Leave Sally Alone!

Several famous people have died recently, but astronaut Sally Ride’s death weighs on me more than the others. It’s not just that she was cheated of her threescore and ten, it’s that she was younger than me.  When you reach a certain age, that becomes a comparative yardstick, and a gloomy one.

I, like pretty much everyone else outside her immediate family and circle of friends, was unaware of Sally’s sexuality.  I first heard of her death on Facebook.  There was a link to a short news article, which I followed and read.  I hope this doesn’t make me look small, but I immediately noticed the absence of a “survived by” sentence at the end of the article.  That made me wonder, so I looked up Sally Ride on Wikipedia, where I learned that her partner of 27 years was a woman. Curiosity satisfied, I moved on.

I wish everyone else had moved on too, but they didn’t. Knowing how the wingnuts turned on Andy Griffith after his death, I decided I’d just as soon stay in my own epistemic bubble.  I don’t want to know what the mouth-breathers think, so I’m avoiding right-wing sites altogether for the next few weeks.  But my progressive fellow travelers can’t seem to let Sally’s sex life go either, though for different reasons.

For the first several hours after Sally’s death, no one mentioned her sexuality.  Later that night I saw the first reference to it on a liberal site, The Agonist, which contained a post with this headline: Sally Ride, First U.S. Woman In Space, A Lesbian, Dies Of Cancer At 61. Oh, here we go, I thought.  Now the lefties and LGTB activists are fighting over rights to Sally’s sexuality, trying to claim her as an gay rights activist and pioneer.

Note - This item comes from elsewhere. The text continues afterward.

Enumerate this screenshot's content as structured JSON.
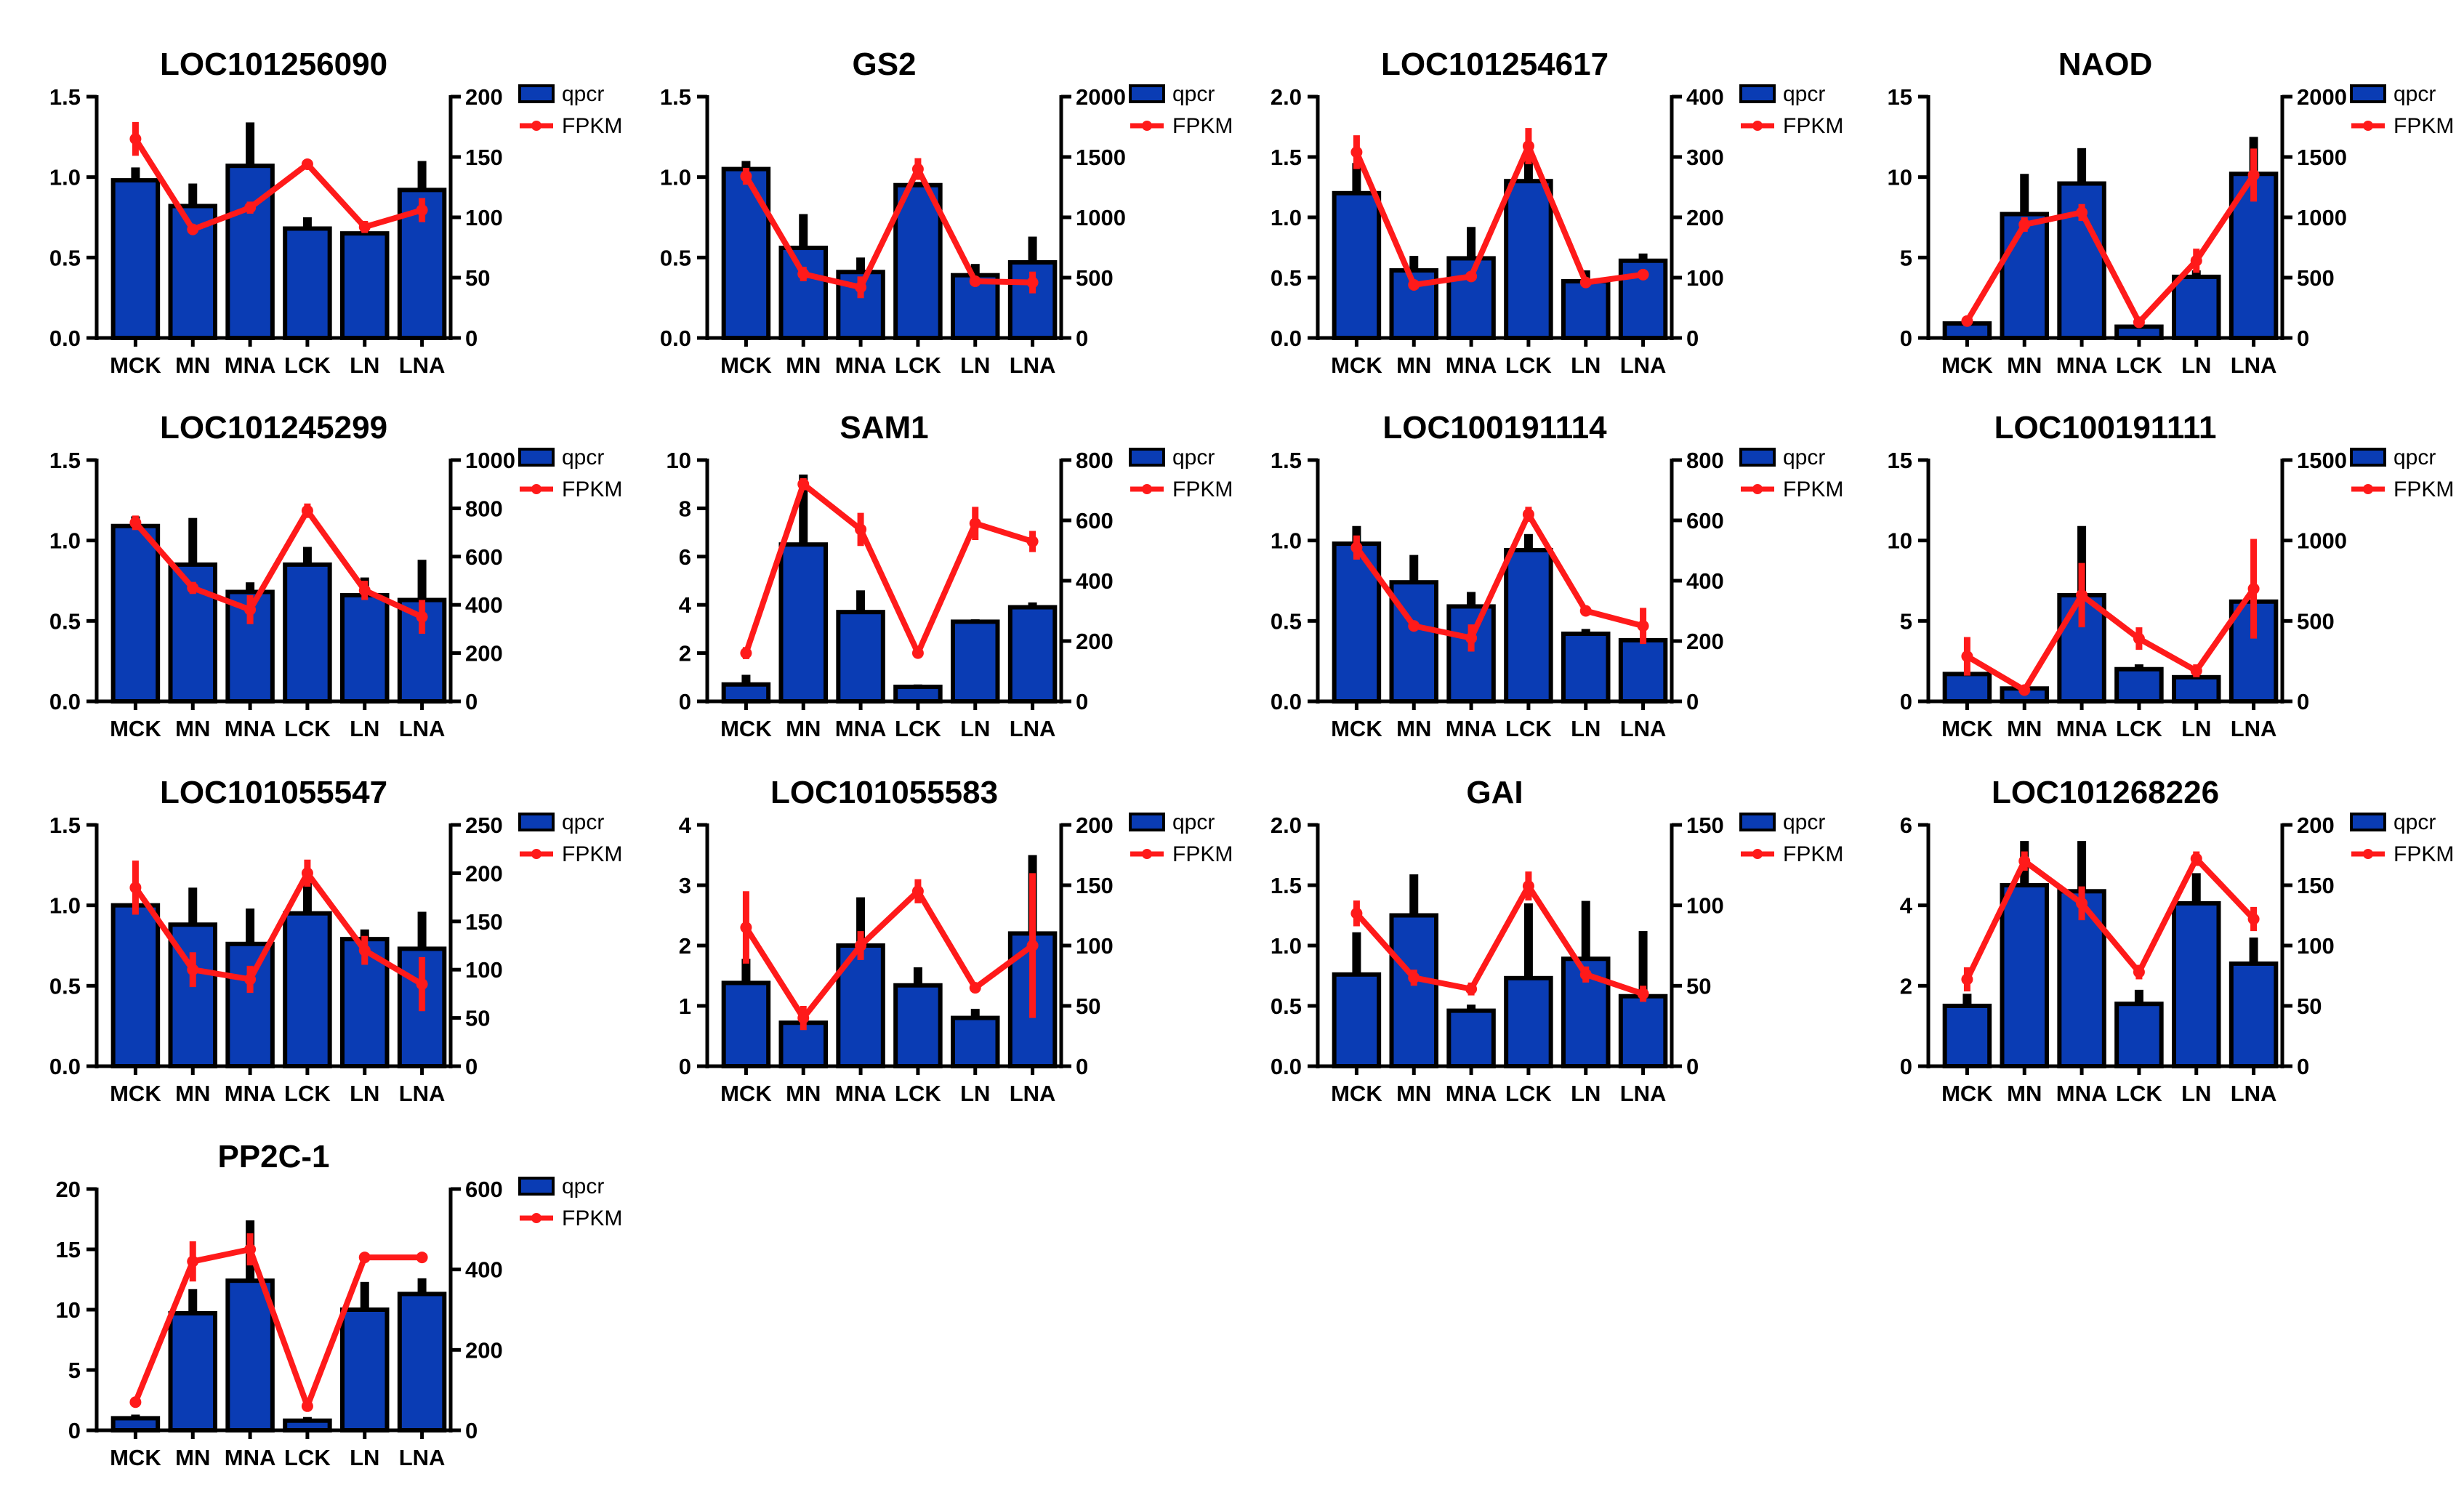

Sally was a pioneer, a genuinely cool, accomplished, and inspirational person.  But in life she chose to keep her sexuality private. She wasn’t ashamed of it and didn’t hide it from family and friends, but she chose not to share the details of her personal life with the rest of the world … just like most of us.  She was a strong woman who knew her own mind and lived the life she chose to live.  Clearly she felt her sexuality was her own business.  If she had wanted to come out, I have no doubt she would have done it … but she didn’t, and that’s her own business too.

Enough.  I understand the impulse; it’s great to be able to point to an accomplished, successful, inspirational figure and claim him or her as one of your own, but there are plenty of out LGBT heroes to choose from.  Sally Ride kept her personal life private and we should respect her choice in death.  It’s time to leave Sally Ride alone.